Wednesday, December 16, 2009

Catching up with Matt Freije

by Ryan Schulz

Note: This article appears in the December issue of Commodore Nation.

It’s been six seasons since former Commodore Matt Freije put Vanderbilt’s team on his back and helped lead the Commodores to the Sweet 16 in 2004. Since Freije finished his Vanderbilt career as the program’s all-time leading scorer, basketball has taken him many places across the globe.

In January, Freije will embark on his sixth professional season when he begins play with a team in Lebanon. Since being drafted 53rd overall in the 2004 NBA Draft by the Miami Heat, Freije has spent time in Europe, Asia, Puerto Rico and even played 42 games in the NBA with New Orleans and Atlanta.

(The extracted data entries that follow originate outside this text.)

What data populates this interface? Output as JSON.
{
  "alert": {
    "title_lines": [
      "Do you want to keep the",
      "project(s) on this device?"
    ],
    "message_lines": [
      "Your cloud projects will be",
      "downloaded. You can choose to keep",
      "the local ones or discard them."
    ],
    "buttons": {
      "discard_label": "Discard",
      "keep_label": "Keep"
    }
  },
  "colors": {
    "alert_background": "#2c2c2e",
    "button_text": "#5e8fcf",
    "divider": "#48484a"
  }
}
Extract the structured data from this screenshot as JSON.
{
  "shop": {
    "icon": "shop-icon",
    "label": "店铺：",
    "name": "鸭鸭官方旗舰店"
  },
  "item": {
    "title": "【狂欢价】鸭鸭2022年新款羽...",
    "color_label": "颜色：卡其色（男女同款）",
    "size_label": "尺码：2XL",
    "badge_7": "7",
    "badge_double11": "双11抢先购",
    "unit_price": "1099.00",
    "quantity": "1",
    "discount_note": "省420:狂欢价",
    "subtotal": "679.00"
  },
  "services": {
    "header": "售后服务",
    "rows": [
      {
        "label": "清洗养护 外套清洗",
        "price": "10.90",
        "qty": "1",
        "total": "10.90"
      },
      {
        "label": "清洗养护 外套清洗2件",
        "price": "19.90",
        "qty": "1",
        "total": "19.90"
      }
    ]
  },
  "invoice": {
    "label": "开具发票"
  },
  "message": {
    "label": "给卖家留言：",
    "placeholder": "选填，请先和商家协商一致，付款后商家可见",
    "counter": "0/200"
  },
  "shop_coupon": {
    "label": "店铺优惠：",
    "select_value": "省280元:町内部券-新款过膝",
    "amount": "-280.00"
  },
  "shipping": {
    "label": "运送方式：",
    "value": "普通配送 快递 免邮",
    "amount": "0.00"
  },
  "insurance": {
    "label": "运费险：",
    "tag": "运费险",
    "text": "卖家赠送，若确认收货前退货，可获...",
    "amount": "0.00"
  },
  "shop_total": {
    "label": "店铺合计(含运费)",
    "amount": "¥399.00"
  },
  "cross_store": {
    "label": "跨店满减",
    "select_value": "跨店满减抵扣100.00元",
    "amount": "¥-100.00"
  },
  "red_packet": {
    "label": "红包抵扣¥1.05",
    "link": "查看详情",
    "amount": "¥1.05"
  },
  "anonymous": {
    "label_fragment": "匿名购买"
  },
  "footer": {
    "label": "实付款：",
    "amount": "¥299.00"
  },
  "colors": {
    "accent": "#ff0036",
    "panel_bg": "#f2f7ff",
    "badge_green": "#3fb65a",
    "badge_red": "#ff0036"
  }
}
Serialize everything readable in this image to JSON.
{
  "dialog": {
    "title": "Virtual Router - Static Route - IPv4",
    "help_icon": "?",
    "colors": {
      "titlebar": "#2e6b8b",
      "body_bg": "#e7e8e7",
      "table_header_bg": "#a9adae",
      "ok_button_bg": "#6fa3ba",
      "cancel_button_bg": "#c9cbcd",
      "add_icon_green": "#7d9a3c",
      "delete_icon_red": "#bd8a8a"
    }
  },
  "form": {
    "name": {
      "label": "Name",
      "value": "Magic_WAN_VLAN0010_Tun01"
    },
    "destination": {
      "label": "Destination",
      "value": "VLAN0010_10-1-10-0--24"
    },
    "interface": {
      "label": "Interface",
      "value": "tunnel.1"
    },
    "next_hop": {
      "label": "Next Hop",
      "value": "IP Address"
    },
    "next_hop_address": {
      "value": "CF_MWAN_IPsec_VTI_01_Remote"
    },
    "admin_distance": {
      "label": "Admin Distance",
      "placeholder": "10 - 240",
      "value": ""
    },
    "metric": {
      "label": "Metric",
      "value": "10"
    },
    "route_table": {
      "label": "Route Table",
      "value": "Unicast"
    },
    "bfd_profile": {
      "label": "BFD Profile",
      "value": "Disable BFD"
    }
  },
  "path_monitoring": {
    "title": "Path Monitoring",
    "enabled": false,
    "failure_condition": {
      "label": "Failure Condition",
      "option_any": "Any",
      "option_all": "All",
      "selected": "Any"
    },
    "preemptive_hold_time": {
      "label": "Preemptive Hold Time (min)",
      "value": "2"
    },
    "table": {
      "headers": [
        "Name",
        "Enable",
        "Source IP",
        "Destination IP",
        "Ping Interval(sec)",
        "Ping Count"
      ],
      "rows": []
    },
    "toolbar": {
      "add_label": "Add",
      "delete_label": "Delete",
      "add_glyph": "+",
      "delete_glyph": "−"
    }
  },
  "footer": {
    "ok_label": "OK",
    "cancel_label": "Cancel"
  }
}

“It is good to be able to see the world and see how different people live,” said Freije who spends his offseasons in Nashville. “I’m not going to play until I can’t play, I’m just going to play until I feel like I’ve played long enough.”

Freije’s last stint in the NBA came during the 2006-07 season, but he narrowly missed earning a roster spot out of training camp with the Milwaukee Bucks in 2008. Freije’s narrow miss from making the team’s roster on opening day was similar to that of former Commodore Derrick Byars this year. Byars was cut by the Chicago Bulls a little more than 24 hours before the team’s opening game.

“Honestly, it is really, really tough,” Freije said. “It is hard to be told that they don’t need you. It’s hard, and I feel bad for Derrick. It’s especially tough in his situation because every night you go out, you’ve got to do well because you are being watched a whole lot more than the other guys. For guys that are going to be there and know they are going to be there, it’s not the end of the world. If you don’t know, it is always in the back of your head that if you don’t play well, maybe you will get cut tomorrow or the next day.”

Having coached Freije and Byars, it is always tough for Vanderbilt Coach Kevin Stallings to see his players get cut, but he knows it is a business and the two have the work ethic it takes to succeed in professional basketball.

“It is their profession at this point, so the first time someone tells you ‘no’ on a sale, you can’t stop working,” Stallings said. “Hopefully another team will pick him up and Derrick will have a nice long NBA career. He is certainly talented enough.”

Now in his late 20s, Freije knows his window for making the NBA is getting smaller, and he’s come to grips with the fact that the NBA may not be in his future again.

“The NBA currently is not a goal,” Freije said. “I’m 28 now, so it has kind of passed me by. I’m just playing while I can.”